La gala ecuménica a jugarse en Rusia el próximo año tendrá dentro de sus participantes a la devaluada Selección compatriota. Todo el andar de la Nacional durante las Eliminatorias fue un despropósito con diversos componentes muy resaltantes: una ponchada de incontables jugadores provenientes de grandes marquesinas, que con la divisa representativa tuvieron las luminarias apagadas, decisiones populistas, arbitrarias y desacertadas en todo su contexto, y una dirigencia de baja estofa. Sólo la lumbre de estos dechados del fútbol brilló en efímeros destellos. Por ende, la resultante es la por demás remanida y conocida que estuvo  a un tris de ser el hazmerreír en el ámbito futbolístico.

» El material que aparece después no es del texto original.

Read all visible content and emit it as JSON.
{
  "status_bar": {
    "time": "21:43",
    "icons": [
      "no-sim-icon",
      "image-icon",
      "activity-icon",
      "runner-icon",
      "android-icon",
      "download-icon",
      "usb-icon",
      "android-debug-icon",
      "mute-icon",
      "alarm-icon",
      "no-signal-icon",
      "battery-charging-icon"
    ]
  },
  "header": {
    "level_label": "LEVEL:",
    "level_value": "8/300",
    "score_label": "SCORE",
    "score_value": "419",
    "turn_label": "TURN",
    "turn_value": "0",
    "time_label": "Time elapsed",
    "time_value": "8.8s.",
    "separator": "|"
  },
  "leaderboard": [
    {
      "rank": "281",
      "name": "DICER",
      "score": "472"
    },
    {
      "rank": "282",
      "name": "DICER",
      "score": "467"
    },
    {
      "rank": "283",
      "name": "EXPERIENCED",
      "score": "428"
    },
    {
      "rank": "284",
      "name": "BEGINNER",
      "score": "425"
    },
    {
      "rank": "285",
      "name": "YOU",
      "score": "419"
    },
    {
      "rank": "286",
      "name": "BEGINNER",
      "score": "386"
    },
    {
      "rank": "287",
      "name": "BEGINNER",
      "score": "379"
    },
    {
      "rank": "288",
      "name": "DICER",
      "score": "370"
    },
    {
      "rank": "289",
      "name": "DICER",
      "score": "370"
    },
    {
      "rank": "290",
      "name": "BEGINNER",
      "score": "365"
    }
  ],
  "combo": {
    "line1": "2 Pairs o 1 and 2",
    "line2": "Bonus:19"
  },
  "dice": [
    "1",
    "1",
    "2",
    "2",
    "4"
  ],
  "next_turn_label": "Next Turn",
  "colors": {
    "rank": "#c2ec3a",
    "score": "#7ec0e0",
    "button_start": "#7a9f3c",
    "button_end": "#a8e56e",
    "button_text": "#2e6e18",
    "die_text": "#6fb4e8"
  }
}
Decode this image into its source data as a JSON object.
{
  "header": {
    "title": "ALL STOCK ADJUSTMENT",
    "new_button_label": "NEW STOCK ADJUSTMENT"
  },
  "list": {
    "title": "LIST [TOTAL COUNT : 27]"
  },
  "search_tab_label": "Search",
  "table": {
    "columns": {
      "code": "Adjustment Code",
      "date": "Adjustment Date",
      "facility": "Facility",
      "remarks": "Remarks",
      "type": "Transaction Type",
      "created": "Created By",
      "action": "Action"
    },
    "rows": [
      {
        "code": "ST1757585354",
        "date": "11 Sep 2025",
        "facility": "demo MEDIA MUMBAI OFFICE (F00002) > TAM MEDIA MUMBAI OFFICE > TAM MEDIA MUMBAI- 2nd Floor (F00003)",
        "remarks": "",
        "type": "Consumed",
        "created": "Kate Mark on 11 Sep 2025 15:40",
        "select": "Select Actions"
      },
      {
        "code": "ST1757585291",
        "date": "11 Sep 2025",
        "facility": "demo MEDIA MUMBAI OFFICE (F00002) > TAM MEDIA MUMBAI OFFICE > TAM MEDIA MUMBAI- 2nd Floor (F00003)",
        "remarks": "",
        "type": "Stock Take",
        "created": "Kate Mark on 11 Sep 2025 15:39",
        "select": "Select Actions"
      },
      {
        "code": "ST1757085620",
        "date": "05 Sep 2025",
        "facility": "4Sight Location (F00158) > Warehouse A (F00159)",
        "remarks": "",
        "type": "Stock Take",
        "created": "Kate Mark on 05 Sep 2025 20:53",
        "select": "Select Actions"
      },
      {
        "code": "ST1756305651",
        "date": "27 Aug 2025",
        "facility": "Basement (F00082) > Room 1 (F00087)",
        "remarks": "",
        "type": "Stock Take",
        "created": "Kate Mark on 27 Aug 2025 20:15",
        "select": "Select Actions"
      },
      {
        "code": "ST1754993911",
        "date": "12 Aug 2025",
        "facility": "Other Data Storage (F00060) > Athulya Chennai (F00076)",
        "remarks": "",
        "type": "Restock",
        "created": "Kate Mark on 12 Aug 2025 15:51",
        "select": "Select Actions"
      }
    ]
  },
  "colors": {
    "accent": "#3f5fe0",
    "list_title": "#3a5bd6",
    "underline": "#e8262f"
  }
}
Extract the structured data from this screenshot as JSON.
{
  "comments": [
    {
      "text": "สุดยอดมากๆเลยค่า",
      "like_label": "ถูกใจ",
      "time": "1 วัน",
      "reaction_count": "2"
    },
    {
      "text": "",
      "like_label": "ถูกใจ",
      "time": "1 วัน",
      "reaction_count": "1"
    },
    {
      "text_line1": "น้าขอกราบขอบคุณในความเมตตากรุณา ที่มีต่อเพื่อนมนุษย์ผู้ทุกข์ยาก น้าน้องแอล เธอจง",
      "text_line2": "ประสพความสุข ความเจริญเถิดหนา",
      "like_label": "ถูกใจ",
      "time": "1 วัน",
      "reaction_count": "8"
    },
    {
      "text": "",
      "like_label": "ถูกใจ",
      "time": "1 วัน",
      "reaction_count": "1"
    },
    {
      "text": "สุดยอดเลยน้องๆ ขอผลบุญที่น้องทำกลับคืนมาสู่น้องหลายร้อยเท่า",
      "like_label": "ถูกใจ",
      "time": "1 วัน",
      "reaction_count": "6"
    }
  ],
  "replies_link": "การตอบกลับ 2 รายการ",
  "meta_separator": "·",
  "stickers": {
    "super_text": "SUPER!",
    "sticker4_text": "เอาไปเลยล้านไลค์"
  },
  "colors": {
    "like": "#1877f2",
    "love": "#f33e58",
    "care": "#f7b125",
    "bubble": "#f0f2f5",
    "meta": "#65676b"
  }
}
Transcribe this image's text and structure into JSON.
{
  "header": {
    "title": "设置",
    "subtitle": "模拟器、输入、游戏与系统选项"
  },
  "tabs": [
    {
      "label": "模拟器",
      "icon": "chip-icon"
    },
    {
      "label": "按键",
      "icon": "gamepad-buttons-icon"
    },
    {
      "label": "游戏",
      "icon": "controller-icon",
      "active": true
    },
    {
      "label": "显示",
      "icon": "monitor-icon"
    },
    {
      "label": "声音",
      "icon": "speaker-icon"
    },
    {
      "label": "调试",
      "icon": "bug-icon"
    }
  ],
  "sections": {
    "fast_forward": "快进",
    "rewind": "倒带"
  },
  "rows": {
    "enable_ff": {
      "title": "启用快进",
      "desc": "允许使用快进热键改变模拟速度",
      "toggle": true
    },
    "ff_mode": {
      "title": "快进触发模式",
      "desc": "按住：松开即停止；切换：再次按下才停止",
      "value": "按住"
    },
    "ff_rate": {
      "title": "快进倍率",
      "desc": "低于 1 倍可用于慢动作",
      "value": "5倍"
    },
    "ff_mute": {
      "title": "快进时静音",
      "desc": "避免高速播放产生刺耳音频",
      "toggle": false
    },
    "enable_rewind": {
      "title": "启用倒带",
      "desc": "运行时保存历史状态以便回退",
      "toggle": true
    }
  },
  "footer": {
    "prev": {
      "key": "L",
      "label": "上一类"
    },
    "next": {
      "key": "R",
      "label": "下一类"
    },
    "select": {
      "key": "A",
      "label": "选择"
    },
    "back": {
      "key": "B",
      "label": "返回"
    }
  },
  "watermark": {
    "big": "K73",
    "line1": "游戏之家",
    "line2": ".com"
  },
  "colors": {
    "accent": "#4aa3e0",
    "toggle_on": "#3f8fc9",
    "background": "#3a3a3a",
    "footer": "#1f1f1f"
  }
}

El partido no tiene demasiado análisis, ni exégesis; al menos para este medio. Algo simple a mentar: las opciones de gol tantas veces fallidas hoy se cristalizaron y se ganó, punto. Messi  hizo los tres goles argentinos, uno de los goles de gran definición, aunque también hay que mencionar que en el segundo gol, el defensor ecuatoriano puso los tobillos como una damisela y le pasó la franela al jugador de Barcelona. El rival fue lo más parecido a un equipo playero, no sólo fue “livianito”, sino que también fue un equipo desentendido de la cuestión. Romario Ibarra inauguró el marcador para el equipo local que de a poco se conformó con ser un partenaire privilegiado en el juego en el estadio Atahualpa de Quito.

La noticia es que Argentina con el 3 a 1, verá ruedo universal en Rusia 2018. Todo lo demás se comprará hecho o peor aún, deshecho y se reacomodará sobre la marcha.

La Selección Argentina con los pantalones arriba del bóxer o de los calzoncillos para los conservadores de la moda de antaño logró un guiño indescifrable para ser concurrente a la próxima cita mundialista.

Se hizo todo al revés, mal. demasiado mal.  Pero algo intangible, ingrávido, lábil y muy sutil estuvo finamente puesto del lado del bando argentino y se clasificó para jugar el Mundial de Rusia. Que la sazón no tape la crítica realidad.